Enter BC Partners, the 26th-largest private equity firm according to the PEI 300, which this week made its first real estate hire and will look to capitalise on that demand.

Unlike Bain Capital, which moved into real estate in December by hiring Harvard Management Company’s entire 22-person team, BC has chosen the organic route. Stéphane Theuriau – previously chief executive at Paris-based real estate developer and fund manager Altarea Cogedim – will build its team.

Theuriau is clearly a respected dealmaker in France (potentially telling as Brexit approaches) and launched Morgan Stanley’s real estate investing business there in 1998, but his most recent experience of managing co-mingled private equity real estate funds is limited to the €600 million 2011-vintage AltaFund.
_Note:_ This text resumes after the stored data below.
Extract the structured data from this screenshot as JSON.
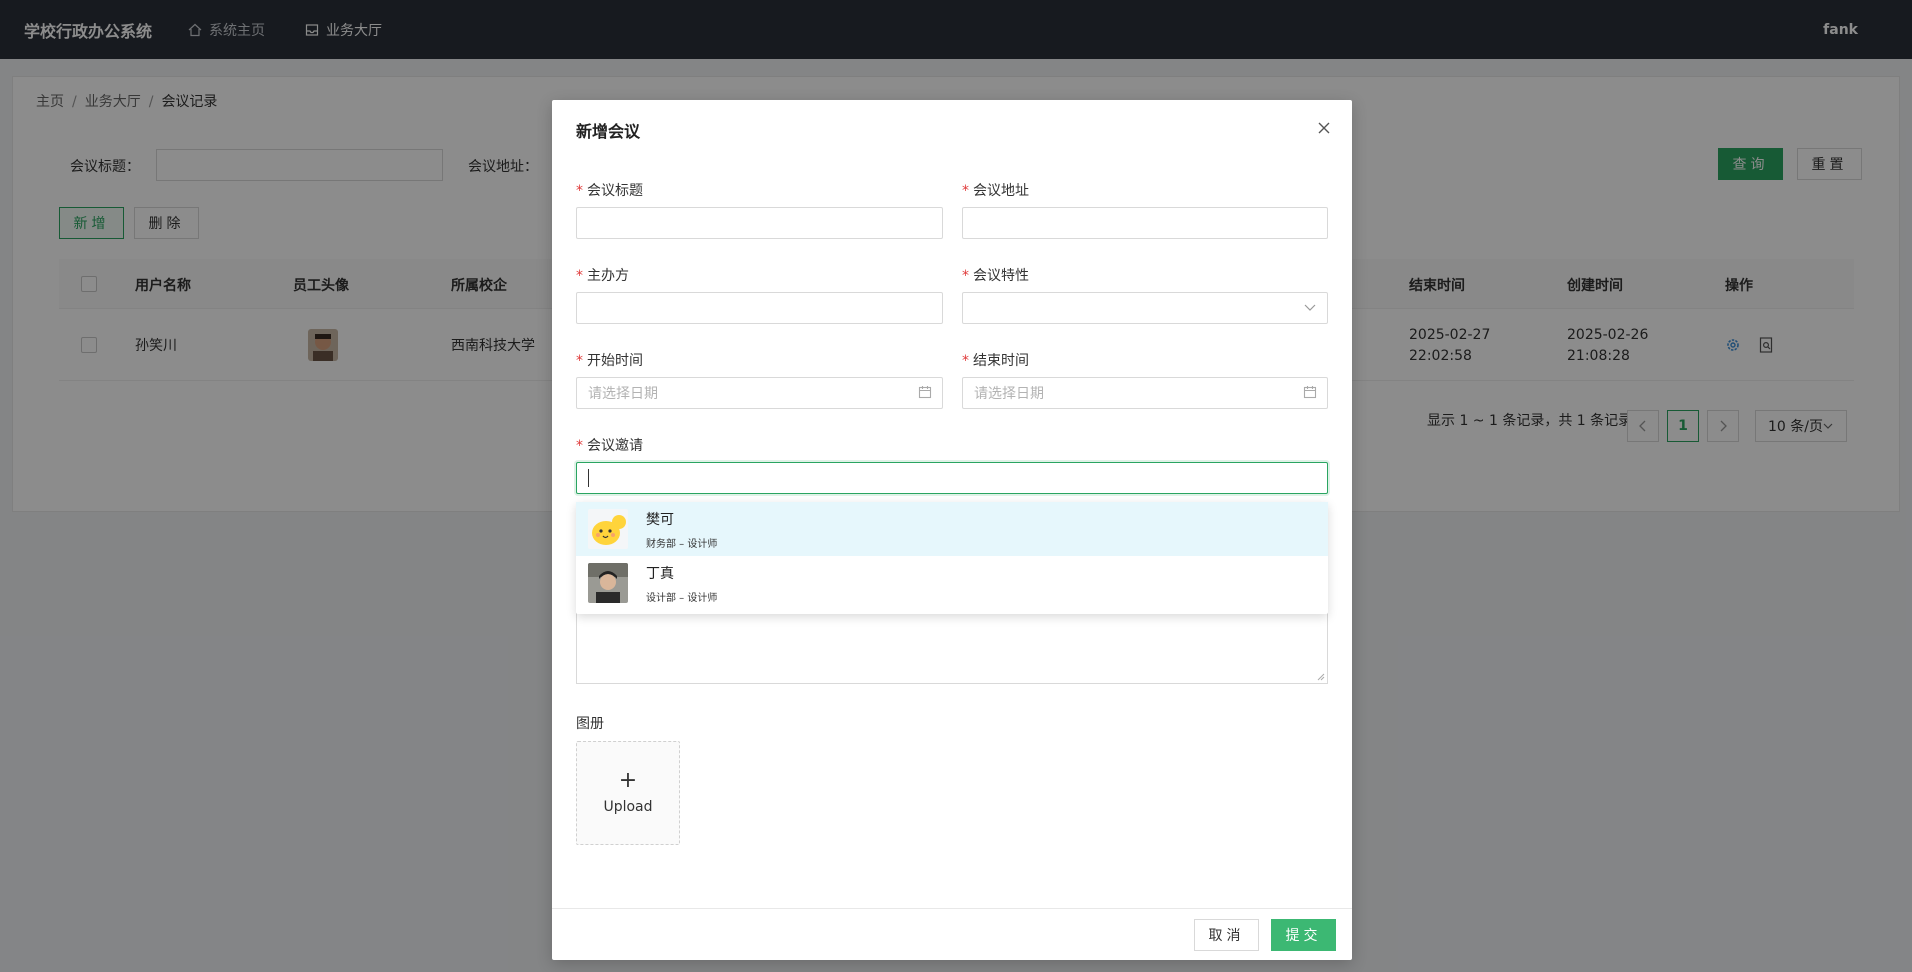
{
  "app": {
    "title": "学校行政办公系统",
    "user": "fank"
  },
  "nav": [
    {
      "label": "系统主页",
      "icon": "home-icon"
    },
    {
      "label": "业务大厅",
      "icon": "inbox-icon"
    }
  ],
  "breadcrumb": [
    "主页",
    "业务大厅",
    "会议记录"
  ],
  "filters": {
    "title_label": "会议标题：",
    "address_label": "会议地址：",
    "search_btn": "查询",
    "reset_btn": "重置"
  },
  "actions": {
    "add_btn": "新增",
    "delete_btn": "删除"
  },
  "table": {
    "headers": [
      "用户名称",
      "员工头像",
      "所属校企",
      "结束时间",
      "创建时间",
      "操作"
    ],
    "rows": [
      {
        "name": "孙笑川",
        "org": "西南科技大学",
        "end_date": "2025-02-27",
        "end_time": "22:02:58",
        "created_date": "2025-02-26",
        "created_time": "21:08:28"
      }
    ]
  },
  "pagination": {
    "summary": "显示 1 ~ 1 条记录，共 1 条记录",
    "current": "1",
    "page_size": "10 条/页"
  },
  "modal": {
    "title": "新增会议",
    "fields": {
      "title": "会议标题",
      "address": "会议地址",
      "organizer": "主办方",
      "nature": "会议特性",
      "start": "开始时间",
      "end": "结束时间",
      "invite": "会议邀请",
      "album": "图册"
    },
    "date_placeholder": "请选择日期",
    "invite_options": [
      {
        "name": "樊可",
        "desc": "财务部 – 设计师"
      },
      {
        "name": "丁真",
        "desc": "设计部 – 设计师"
      }
    ],
    "upload_label": "Upload",
    "cancel_btn": "取消",
    "submit_btn": "提交"
  },
  "colors": {
    "primary": "#2aa561",
    "nav_bg": "#2b3139",
    "required": "#e03a3a",
    "option_hover": "#e6f7fc"
  }
}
So where will BC Partners look for guidance as it breaks into a new asset class?

It might start with its own experiences in the credit market. The nascent team – which it started by hiring Ted Goldthorpe, former president of Apollo Investment Corporation, in February 2017 – was “close to amassing” $700 million in its initial round of debt fundraising through $500 million of separately managed accounts and a $200 million co-mingled fund as of August.

But the shift from private equity to private credit is arguably simpler than the one into real estate. Of the 30 largest private equity firms in the world, 19 have established distinct credit arms while only 12 have RE teams.

A more useful blueprint might be European private equity powerhouse EQT, whose real estate unit started life in 2015 with the hire of three people from Wainbridge and Greenhill. Last year, the firm closed its debut co-mingled fund on €420 million with “strong backing” from EQT’s well-resourced parent – Investor AB – as well as its own partners.

BC Partners does not have a giant Swedish family office to act as a cornerstone but would certainly have willing co-investors among its LPs ready to back interesting transactions on a deal-by-deal basis: something which would play to Theuriau’s recent experience.

It will be a few years before BC’s real estate offering is up and running but with investors increasingly happy to entrust their capital to multi-strategy brands, don’t bet against it.